The man called Jacob, after a little silence, answered: 'Why, I dare say the Land's End'll be about a hundred an' eighty mile off.'

'It would not take long to return!' she exclaimed. 'Will you not land us?'

'What! on the English coast, mum?' he cried.

I saw him peering earnestly at us, as though he would gather our condition by our attire.

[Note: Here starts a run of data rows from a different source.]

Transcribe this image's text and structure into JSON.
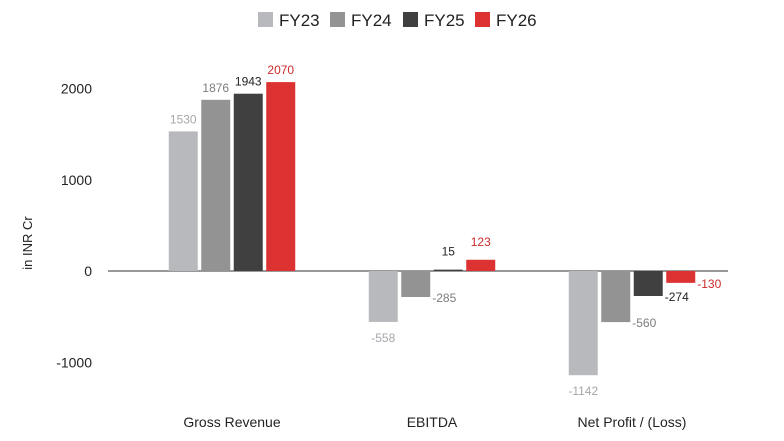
{
  "chart_data": {
    "type": "bar",
    "title": "",
    "xlabel": "",
    "ylabel": "in INR Cr",
    "categories": [
      "Gross Revenue",
      "EBITDA",
      "Net Profit / (Loss)"
    ],
    "ylim": [
      -1200,
      2200
    ],
    "yticks": [
      -1000,
      0,
      1000,
      2000
    ],
    "grid": false,
    "legend_position": "top",
    "series": [
      {
        "name": "FY23",
        "color": "#b8b9bd",
        "label_color": "#a6a7ab",
        "values": [
          1530,
          -558,
          -1142
        ]
      },
      {
        "name": "FY24",
        "color": "#939393",
        "label_color": "#7d7d7d",
        "values": [
          1876,
          -285,
          -560
        ]
      },
      {
        "name": "FY25",
        "color": "#404040",
        "label_color": "#222222",
        "values": [
          1943,
          15,
          -274
        ]
      },
      {
        "name": "FY26",
        "color": "#dc3232",
        "label_color": "#cc2b2b",
        "values": [
          2070,
          123,
          -130
        ]
      }
    ]
  }
}
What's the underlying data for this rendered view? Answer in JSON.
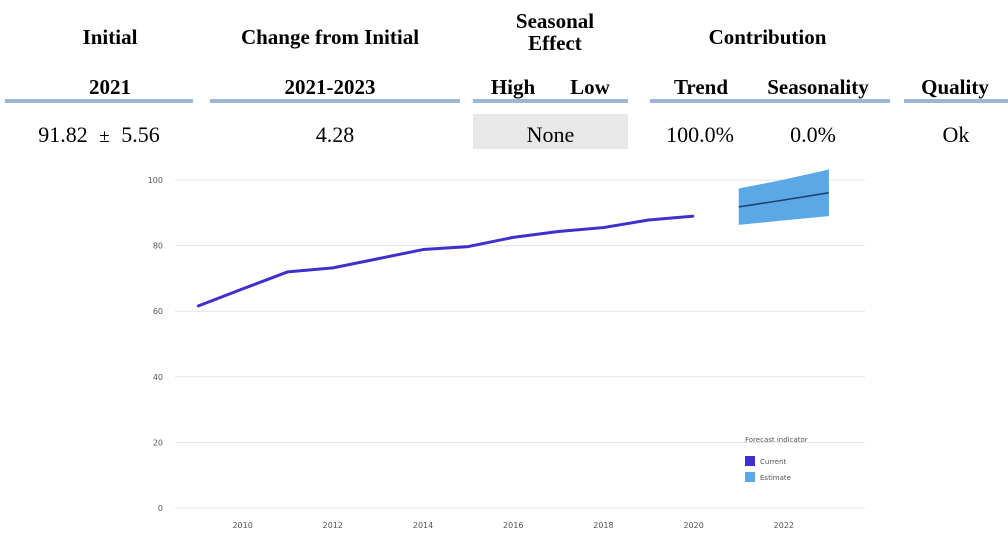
{
  "header": {
    "initial": "Initial",
    "change": "Change from Initial",
    "seasonal_line1": "Seasonal",
    "seasonal_line2": "Effect",
    "contribution": "Contribution"
  },
  "subheader": {
    "year": "2021",
    "range": "2021-2023",
    "high": "High",
    "low": "Low",
    "trend": "Trend",
    "seasonality": "Seasonality",
    "quality": "Quality"
  },
  "values": {
    "initial_value": "91.82",
    "plus_minus": "±",
    "initial_error": "5.56",
    "change": "4.28",
    "seasonal": "None",
    "trend": "100.0%",
    "seasonality": "0.0%",
    "quality": "Ok"
  },
  "colors": {
    "current": "#3f2fcc",
    "estimate": "#5aa9e6",
    "rule": "#9bb7d4"
  },
  "chart_data": {
    "type": "line",
    "title": "",
    "xlabel": "",
    "ylabel": "",
    "xlim": [
      2008.5,
      2023.8
    ],
    "ylim": [
      0,
      100
    ],
    "x_ticks": [
      2010,
      2012,
      2014,
      2016,
      2018,
      2020,
      2022
    ],
    "y_ticks": [
      0,
      20,
      40,
      60,
      80,
      100
    ],
    "grid": true,
    "legend_title": "Forecast indicator",
    "legend_position": "bottom-right",
    "series": [
      {
        "name": "Current",
        "x": [
          2009,
          2010,
          2011,
          2012,
          2013,
          2014,
          2015,
          2016,
          2017,
          2018,
          2019,
          2020
        ],
        "y": [
          61.5,
          66.8,
          72.0,
          73.2,
          76.0,
          78.8,
          79.7,
          82.5,
          84.3,
          85.5,
          87.8,
          89.0
        ]
      },
      {
        "name": "Estimate",
        "x": [
          2021,
          2022,
          2023
        ],
        "y": [
          91.8,
          93.9,
          96.1
        ],
        "lower": [
          86.3,
          87.7,
          89.0
        ],
        "upper": [
          97.4,
          100.1,
          103.2
        ]
      }
    ]
  }
}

'It's a long way back,' continued he; 'and supposing the wind,' he added, looking up at the sky, 'should head us?'

'If the gent would make it worth us men's while——' broke in Tommy.

'No, no!' exclaimed Abraham, 'we don't want to make nothen out of a fellow-creature's distress. We've saved ye, and that's a good job. Next thing we've got to do is to put ye aboard the first homeward bound vessel we falls in with. I'm for keeping all on. Ships is plentiful hereabout, and ye'll not be kept awaiting. But to up hellum for the English coast again——' I saw his head wag vehemently against the stars. 'It's a long way to Australey, master, and ne'er a man of us touches a penny-piece till we gits there.'

I sat considering a little. My immediate impulse was to offer the fellows a reward to land us. Then I thought—no! They may ask too much, and, indeed, whatever they might expect must prove too much for me, to whom five pounds was a considerable sum, though, as I have told you, my mother's slender income was enough for us both. Besides, the money these men might ask would be far more fitly devoted to Helga, who had lost all save what she stood in—who was without a friend in England except myself and mother, who had been left by her father without a farthing saving some pitiful sum of insurance-money, which she would not get for many a long day, and who, brave heart! would, therefore, need my mother's purse to refurnish her wardrobe and embark her for her Danish home, if, indeed, there would now be a home for her at Kolding.